In 1654 there was an exodus of these people to the Jura Mountains on the border of France owing to the persecution of the state church, which was Calvinist. The French language was spoken during this nearly twenty years, which in turn caused the “d” in the name to become the softer “g” and “neuen” to become “new”.
As the families migrated through Germany or France to the American colonies and then spread throughout the United States, the name became spelled in many ways, mostly resulting from poor handwriting or attempts to spell it as it was heard pronounced. Some of the most frequent spellings are:
Nighswander Niswonger Nyswaner Nyswonger
Neyswander Niswanger Nicewandger
Neiswander Niswanter Knighswander
At one time Abraham, one of the brothers of Christian Neuenschwandger had a chest of family records going back prior to the 1200s, but it was lost some time during the move to America.
The largest castle of the family was built in 1357 on the Neuenschwand. During the 15 and 16 and 1700s, Switzerland was beset by religious wars in which great hatred arose between the established churches, the followers of Hugue (later Huguenots), the German Lutherans, the Swiss Reformed churches, and the Roman Catholics. It became the thing for the younger members of the prominent families of those times to strike out for themselves and the religious freedom in America made it the place to want to go. Many families had already moved out of Switzerland into south west Germany, Alsace Lorrain, and even into France. Early German missionaries had found undisturbed religious freedom in Pennsylvania, western Maryland, and Virginia. They could have their won hymn books and Bibles in this new land.

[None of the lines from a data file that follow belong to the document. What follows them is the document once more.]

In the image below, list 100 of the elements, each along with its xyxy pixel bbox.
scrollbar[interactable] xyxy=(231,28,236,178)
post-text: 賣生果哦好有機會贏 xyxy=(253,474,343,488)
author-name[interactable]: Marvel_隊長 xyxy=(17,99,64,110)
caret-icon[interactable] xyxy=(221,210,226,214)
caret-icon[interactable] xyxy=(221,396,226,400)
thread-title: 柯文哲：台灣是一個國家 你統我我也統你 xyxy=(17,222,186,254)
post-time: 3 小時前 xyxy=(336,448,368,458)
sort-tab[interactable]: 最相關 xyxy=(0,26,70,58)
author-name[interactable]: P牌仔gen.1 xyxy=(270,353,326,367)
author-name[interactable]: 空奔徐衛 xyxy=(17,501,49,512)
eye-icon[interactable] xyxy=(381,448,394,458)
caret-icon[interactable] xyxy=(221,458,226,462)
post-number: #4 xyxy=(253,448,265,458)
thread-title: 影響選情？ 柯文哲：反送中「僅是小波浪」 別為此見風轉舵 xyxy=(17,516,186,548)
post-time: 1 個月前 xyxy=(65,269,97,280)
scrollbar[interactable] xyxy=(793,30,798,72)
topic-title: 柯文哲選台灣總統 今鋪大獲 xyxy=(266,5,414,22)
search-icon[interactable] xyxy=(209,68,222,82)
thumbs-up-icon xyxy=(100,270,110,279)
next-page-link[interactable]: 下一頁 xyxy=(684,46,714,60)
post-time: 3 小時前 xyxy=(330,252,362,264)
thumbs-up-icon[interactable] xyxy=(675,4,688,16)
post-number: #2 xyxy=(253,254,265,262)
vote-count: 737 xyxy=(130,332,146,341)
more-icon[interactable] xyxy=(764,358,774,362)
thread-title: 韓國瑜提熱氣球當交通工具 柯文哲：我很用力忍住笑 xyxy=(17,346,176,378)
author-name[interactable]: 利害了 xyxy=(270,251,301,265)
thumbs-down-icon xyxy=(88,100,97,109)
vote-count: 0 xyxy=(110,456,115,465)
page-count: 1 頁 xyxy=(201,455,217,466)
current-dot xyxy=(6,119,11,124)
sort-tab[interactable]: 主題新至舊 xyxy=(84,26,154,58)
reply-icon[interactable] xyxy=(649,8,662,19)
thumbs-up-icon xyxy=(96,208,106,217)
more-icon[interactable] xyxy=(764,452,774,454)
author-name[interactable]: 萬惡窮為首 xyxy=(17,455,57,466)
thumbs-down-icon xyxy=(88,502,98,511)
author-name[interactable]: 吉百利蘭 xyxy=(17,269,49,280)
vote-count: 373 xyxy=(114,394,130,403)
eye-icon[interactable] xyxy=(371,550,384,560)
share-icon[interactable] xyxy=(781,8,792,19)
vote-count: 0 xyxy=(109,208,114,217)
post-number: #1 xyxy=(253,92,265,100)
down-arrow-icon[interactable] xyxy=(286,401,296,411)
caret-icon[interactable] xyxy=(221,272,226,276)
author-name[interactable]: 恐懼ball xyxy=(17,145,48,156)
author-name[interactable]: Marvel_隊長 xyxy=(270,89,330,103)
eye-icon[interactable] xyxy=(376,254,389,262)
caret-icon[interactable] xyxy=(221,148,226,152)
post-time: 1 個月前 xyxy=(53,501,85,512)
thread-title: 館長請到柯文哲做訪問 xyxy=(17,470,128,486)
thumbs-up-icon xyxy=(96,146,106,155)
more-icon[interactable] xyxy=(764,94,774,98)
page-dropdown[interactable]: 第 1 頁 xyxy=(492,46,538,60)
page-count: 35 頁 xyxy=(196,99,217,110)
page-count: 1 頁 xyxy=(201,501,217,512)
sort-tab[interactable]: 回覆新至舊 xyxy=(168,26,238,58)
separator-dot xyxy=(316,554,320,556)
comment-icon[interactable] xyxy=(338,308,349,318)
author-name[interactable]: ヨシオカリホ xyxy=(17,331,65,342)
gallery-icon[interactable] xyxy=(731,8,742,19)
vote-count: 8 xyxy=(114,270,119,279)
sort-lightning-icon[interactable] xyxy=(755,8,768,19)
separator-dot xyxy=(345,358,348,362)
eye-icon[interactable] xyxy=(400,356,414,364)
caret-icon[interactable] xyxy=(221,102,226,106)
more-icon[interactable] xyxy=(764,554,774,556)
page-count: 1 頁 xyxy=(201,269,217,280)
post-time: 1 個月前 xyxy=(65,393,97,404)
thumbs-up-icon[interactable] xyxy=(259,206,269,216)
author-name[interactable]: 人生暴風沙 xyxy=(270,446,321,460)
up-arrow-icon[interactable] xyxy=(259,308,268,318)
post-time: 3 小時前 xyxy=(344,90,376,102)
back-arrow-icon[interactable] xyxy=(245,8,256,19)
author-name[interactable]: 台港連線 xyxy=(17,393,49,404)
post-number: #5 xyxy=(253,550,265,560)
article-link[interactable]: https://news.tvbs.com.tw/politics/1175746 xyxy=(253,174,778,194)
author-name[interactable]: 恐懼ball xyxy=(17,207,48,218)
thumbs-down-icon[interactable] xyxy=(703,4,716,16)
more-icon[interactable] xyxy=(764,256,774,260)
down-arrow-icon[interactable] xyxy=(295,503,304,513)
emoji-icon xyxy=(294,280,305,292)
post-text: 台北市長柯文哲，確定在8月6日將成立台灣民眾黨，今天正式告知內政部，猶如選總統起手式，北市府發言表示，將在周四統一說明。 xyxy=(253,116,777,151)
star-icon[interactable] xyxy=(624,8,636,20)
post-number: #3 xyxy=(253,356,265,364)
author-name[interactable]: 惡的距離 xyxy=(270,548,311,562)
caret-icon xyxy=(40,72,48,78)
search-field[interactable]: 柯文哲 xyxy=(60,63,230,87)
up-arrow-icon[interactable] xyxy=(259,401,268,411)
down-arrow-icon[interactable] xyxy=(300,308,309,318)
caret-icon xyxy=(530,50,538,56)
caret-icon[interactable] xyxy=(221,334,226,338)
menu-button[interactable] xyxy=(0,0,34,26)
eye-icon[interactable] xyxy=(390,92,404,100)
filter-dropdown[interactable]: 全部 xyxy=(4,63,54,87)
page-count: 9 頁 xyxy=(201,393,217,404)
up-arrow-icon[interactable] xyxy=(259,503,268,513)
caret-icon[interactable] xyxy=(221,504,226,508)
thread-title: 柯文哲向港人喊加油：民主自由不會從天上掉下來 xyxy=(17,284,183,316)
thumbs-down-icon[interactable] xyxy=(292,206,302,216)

In 1671 and during the years following, there was an exodus of Mennonites to Germany and to the American colonies. This religious sect was names after Menno Simon, and among other things there was opposition to taking oaths, infant baptism (from which came the name Anabaptists) and military service and the rules for plain dress and livng were adopted. That part of the Reformation that lead to the Mennonite movement began in Switzerland in 1525. Menno Simon, a Roman Catholic priest, joined the group in 1636.
As these families dispersed over the American colonies and later the United States, many of them gave up the rigid rules of the Mennonites and took on the social life, education, and joined the churches of the area in which they lived. This was particularly true of the Neuenschwandger families. As a matter of fact, there are eight members of these families who served or fought in the Revolutionary War and the Indian Wars of that ear, as well as Europe. Several decades ago there were more teachers in Darke County, Ohio of the name Niswanger (or other spellings) than all of the teachers of other names put together. And of course, there have been ministers of the Gospel in these families.
It should be noted that while in Europe, the Amish became an offshoot of this sect, taking the name for the founder, Jacob, firm in holding fast to their church rules of plain dress and living habits – and most still do.
When I looked up Neuenschwandger on Google earth, this is the location of the town. Neuenschwand, Eggiwil, Switzerland. Maybe the family castle is there.